The report recommends ways to cut red tape by calling for changes in program design, processes for setting standards and resolving legal issues, and reporting requirements. The report encourages acceleration and expansion of DOL's programs to enhance reemployment programs for occupationally disabled federal employees--a focus that will better meet the needs of those employees and their employers.
Another goal related to the cutting of red tape is the development of a single, comprehensive worker adjustment strategy to replace the numerous categorical programs that currently impede service delivery.
Barriers to effectiveness are also present in the rulemaking and dispute resolution processes within DOL. The report proposes changes to lessen the adversarial nature of these procedures.

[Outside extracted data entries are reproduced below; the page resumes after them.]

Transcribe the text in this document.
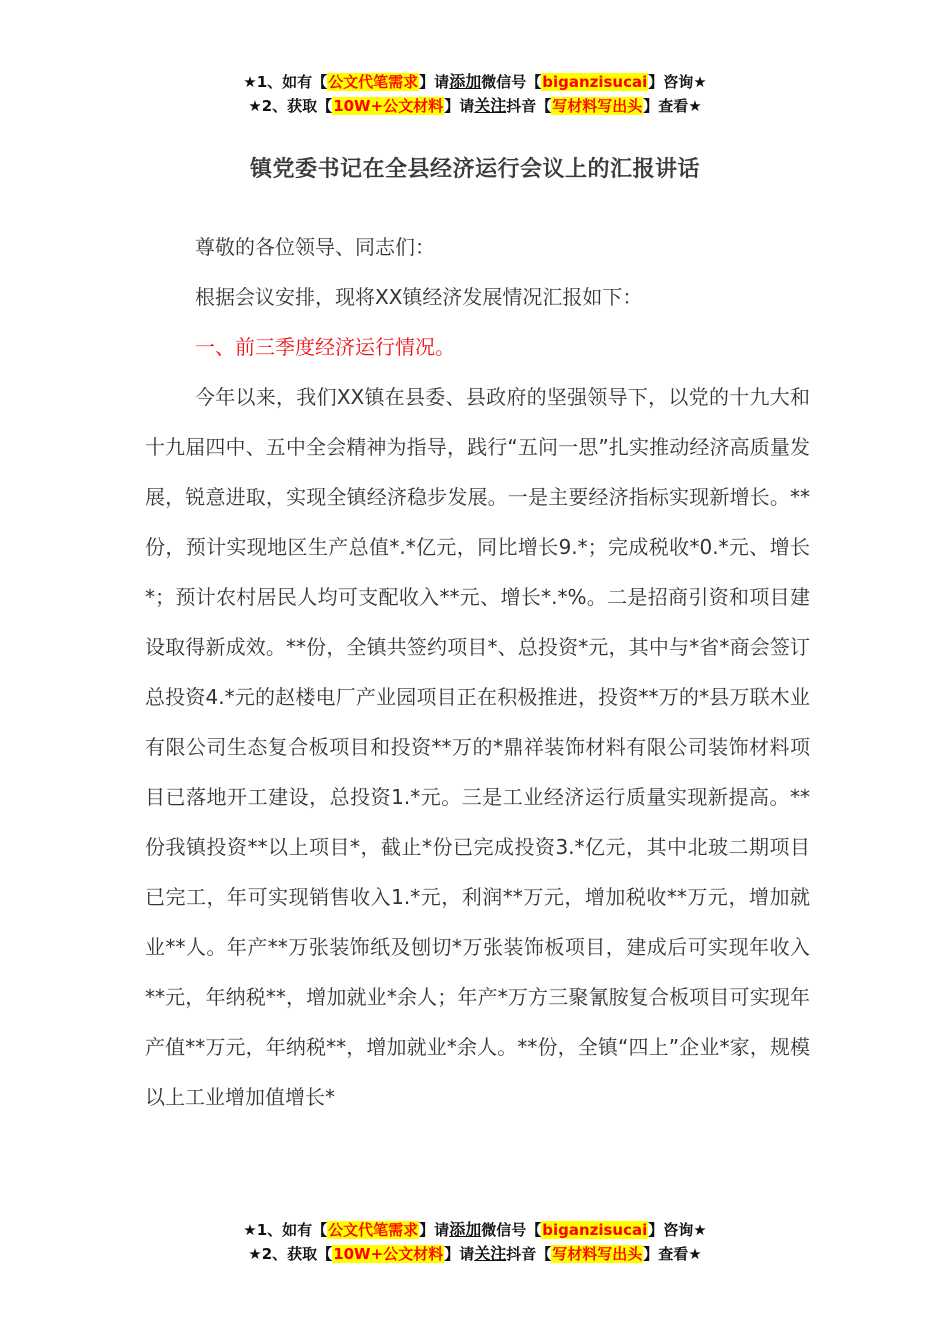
★1、如有【公文代笔需求】请添加微信号【biganzisucai】咨询★
★2、获取【10W+公文材料】请关注抖音【写材料写出头】查看★
镇党委书记在全县经济运行会议上的汇报讲话

尊敬的各位领导、同志们：

根据会议安排，现将XX镇经济发展情况汇报如下：

一、前三季度经济运行情况。

今年以来，我们XX镇在县委、县政府的坚强领导下，以党的十九大和十九届四中、五中全会精神为指导，践行“五问一思”扎实推动经济高质量发展，锐意进取，实现全镇经济稳步发展。一是主要经济指标实现新增长。**份，预计实现地区生产总值*.*亿元，同比增长9.*；完成税收*0.*元、增长*；预计农村居民人均可支配收入**元、增长*.*%。二是招商引资和项目建设取得新成效。**份，全镇共签约项目*、总投资*元，其中与*省*商会签订总投资4.*元的赵楼电厂产业园项目正在积极推进，投资**万的*县万联木业有限公司生态复合板项目和投资**万的*鼎祥装饰材料有限公司装饰材料项目已落地开工建设，总投资1.*元。三是工业经济运行质量实现新提高。**份我镇投资**以上项目*，截止*份已完成投资3.*亿元，其中北玻二期项目已完工，年可实现销售收入1.*元，利润**万元，增加税收**万元，增加就业**人。年产**万张装饰纸及刨切*万张装饰板项目，建成后可实现年收入**元，年纳税**，增加就业*余人；年产*万方三聚氰胺复合板项目可实现年产值**万元，年纳税**，增加就业*余人。**份，全镇“四上”企业*家，规模以上工业增加值增长*

★1、如有【公文代笔需求】请添加微信号【biganzisucai】咨询★
★2、获取【10W+公文材料】请关注抖音【写材料写出头】查看★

Two of the recommendations will reduce the red tape and cost involved in administering Employee Retirement Income Security Act of 1974 (ERISA), by improving the processes through which Pension and Welfare Benefits Administration (PWBA) obtains pension-related information.
Finally, redirecting the Mine Safety and Health Administration's (MSHA's) role in mine equipment regulation from prototype testing to on-site quality assurance will make it easier for equipment manufacturers to enter international markets. Establishing license and service fees to offset the costs of providing MSHA services is also proposed, as is providing MSHA with authority to determine the source from which it obtains research and development support.
Five recommendations represent bold departures from the past and introduce competition and market forces to crucial DOL activities.
The proposed One-Stop Shopping concept, based on service-integration concepts emerging in progressive state and local governments, uses information technology to facilitate access to job-related information. A related proposal would create a Workforce Development Council to implement these changes.
Market dynamics also underlie the proposal to shift more of the responsibility for ensuring workplace safety and health from the government to those directly involved in the workplace. The report also proposes that DOL contract out the federally operated Job Corps centers that are not already operated under contract.
Recommendations aimed at empowering employees to get results suggest shifts in management philosophy and program focus. As a first step, the report encourages the enforcement agencies within the department to use organizational networks to foster customer service, and recommends increasing DOL assistance to states in collecting delinquent Unemployment Insurance Trust Fund contributions.
The entire federal budget is affected by the Consumer Price Index (CPI), which needs to be updated. Research suggests that if a more recent CPI market basket had been used last year, the resulting 0.7 percent reduction in the CPI would have reduced the federal budget by more than $4 billion by more accurately reflecting inflation's impact on automatic spending programs.
To promote better service delivery, new management approaches are proposed for the Solicitor's office. Consistent with the recommendations to integrate employment and training services, the report recommends that the VETS program be consolidated into ETA.
The report also advocates the dedication of more resources to efforts to reduce fraud in the Federal Employees' Compensation Act (FECA) program.
Secretary of Labor Robert Reich has initiated projects focusing on the school-to-work transition, the needs of displaced workers, and the needs of employees for ongoing training and development opportunities.
Many of these issues were highlighted by the President at a Conference on the Future of the American Workplace, jointly sponsored by DOL and the Department of Commerce, during the week of July 26, 1993. DOL's internal teams will continue the work of NPR through implementation of the recommendations in this report.
DOL can save the federal government $252 million through fiscal year 1999 by updating its programs, conducting its work in less cumbersome ways, and designing its activities to respond to market forces. These changes will improve the department's ability to serve the needs of U.S. workers and provide more accurate data for entitlement and tax adjustments.